Consider a foreign adversary with the ability to break encryption used by banks, credit card companies, large retail facilities, hospitals, etc.
There are a few things that seem tempting-- think "steal from the banks", but a lot of that is unlikely to work, anyway. Banks and wire transfer systems have auditing and verification measures in place that would make it difficult to pull this off successfully. Credit card companies and retailers would have a serious issue with reissuing cards, etc.
What would turn things upside-down is the LOSS OF FAITH in these systems and the economic, social, and practical effects. The Russians would be all to happy to exploit this.
Suppose somebody recovers the necessary keys to send out fake-but-authenticated buy/sell orders on the NYSE, NASDAQ, or even commodities exchanges, with the specific intent of causing havoc with algorithmic trading, and causes a crash.
Suppose somebody is able to break into JP Morgan Chase and reveal private records, transfer information, and the session keys used to decrypt them.

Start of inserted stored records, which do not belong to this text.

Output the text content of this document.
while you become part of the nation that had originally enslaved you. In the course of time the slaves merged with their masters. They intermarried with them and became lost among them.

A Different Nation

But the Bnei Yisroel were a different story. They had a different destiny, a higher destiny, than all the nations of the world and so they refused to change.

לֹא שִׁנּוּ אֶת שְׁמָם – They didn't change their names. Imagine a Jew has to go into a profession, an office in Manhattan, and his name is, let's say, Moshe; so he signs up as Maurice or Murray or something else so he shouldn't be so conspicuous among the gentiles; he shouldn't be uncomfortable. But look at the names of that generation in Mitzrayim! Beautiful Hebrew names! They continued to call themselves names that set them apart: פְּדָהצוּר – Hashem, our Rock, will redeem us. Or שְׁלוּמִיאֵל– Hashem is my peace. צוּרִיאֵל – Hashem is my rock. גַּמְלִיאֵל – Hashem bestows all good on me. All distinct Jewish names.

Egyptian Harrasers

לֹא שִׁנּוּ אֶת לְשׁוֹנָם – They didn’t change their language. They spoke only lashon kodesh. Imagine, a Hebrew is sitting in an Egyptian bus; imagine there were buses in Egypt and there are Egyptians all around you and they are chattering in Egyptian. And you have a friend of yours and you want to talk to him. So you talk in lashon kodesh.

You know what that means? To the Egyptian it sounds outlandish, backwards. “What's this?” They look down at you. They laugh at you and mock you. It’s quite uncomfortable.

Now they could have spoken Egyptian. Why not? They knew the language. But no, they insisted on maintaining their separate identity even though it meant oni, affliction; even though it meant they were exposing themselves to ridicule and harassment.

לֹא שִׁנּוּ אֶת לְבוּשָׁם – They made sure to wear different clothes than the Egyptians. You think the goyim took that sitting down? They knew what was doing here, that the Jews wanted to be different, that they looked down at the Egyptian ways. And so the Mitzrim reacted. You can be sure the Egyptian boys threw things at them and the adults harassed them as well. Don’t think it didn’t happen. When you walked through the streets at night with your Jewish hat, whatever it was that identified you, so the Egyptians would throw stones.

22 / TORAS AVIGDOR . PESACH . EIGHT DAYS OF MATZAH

Suppose somebody is able to modify a single prescription in West Bumfuck, Georgia, cause their death, and show off that they can do it again.

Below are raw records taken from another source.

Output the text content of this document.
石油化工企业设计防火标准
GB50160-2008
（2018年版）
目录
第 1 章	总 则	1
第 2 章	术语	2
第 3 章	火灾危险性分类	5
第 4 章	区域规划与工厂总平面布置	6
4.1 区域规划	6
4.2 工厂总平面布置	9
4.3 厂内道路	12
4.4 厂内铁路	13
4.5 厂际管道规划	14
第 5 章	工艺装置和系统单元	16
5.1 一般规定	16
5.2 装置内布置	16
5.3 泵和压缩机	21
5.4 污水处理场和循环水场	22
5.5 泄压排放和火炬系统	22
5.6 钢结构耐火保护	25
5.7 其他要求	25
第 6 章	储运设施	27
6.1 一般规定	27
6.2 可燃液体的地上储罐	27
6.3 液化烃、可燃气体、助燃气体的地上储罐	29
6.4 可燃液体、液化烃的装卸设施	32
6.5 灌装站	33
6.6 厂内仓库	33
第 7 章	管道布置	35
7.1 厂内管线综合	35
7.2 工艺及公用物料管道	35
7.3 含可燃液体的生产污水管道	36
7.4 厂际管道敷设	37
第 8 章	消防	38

In all of these cases, you would see an immediate collapse of trust in important institutions. If the attackers make clear that their ability to fuck things up is the result of backdoored crypto, there would likely be spillover from one institution to the others-- "I can't even trust my pharmacy; how the hell can I trust my bank?!"
That collapse of trust would result in severe, immediate, and possibly unrecoverable damage to entire industries. That would likely destroy a lot of wealth as stocks take a giant shit.

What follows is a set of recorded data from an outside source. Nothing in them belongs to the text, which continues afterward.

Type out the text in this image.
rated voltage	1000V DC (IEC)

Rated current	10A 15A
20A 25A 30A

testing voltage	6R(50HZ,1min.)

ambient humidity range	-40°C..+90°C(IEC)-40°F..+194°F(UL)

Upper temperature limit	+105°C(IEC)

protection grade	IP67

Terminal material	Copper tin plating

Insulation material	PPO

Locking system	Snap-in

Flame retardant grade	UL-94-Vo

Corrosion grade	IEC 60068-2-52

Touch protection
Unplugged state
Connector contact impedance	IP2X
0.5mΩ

Could somebody DO that? With backdoored cryptio, I'd say it's likely, even inevitable. Backdoored crypto either has to have a mathematical weakness inserted somewhere into the algorithm itself (in which case I would expect adversarial equivalents of the NSA to hire fucktons of mathematicians and tell them find and exploit said backdoor), or you have to do some form of key escrow (in which case the master keys used to protect session keys will be SUPER high priority for attack, including technical attacks and the famous "give the right disgruntled IT worker a bunch of money" attack).
Strong, un-tampered-with encryption is SERIOUSLY vital for national security.
Yes, some companies already have issues with this due to shit security practice, but those can be treated as isolated incidents. If it becomes clear that EVERYBODY is fucked, I would expect to see the market crash worse than it has during the pandemic.
EARN-IT is NOT OKAY by a long shot, but as others have pointed out, this is an attempt to make EARN-IT look like a responsible, reasonable compromise. It isn't a reasonable compromise, but Congress is basically a giant bag of assholes, s we're probably screwed.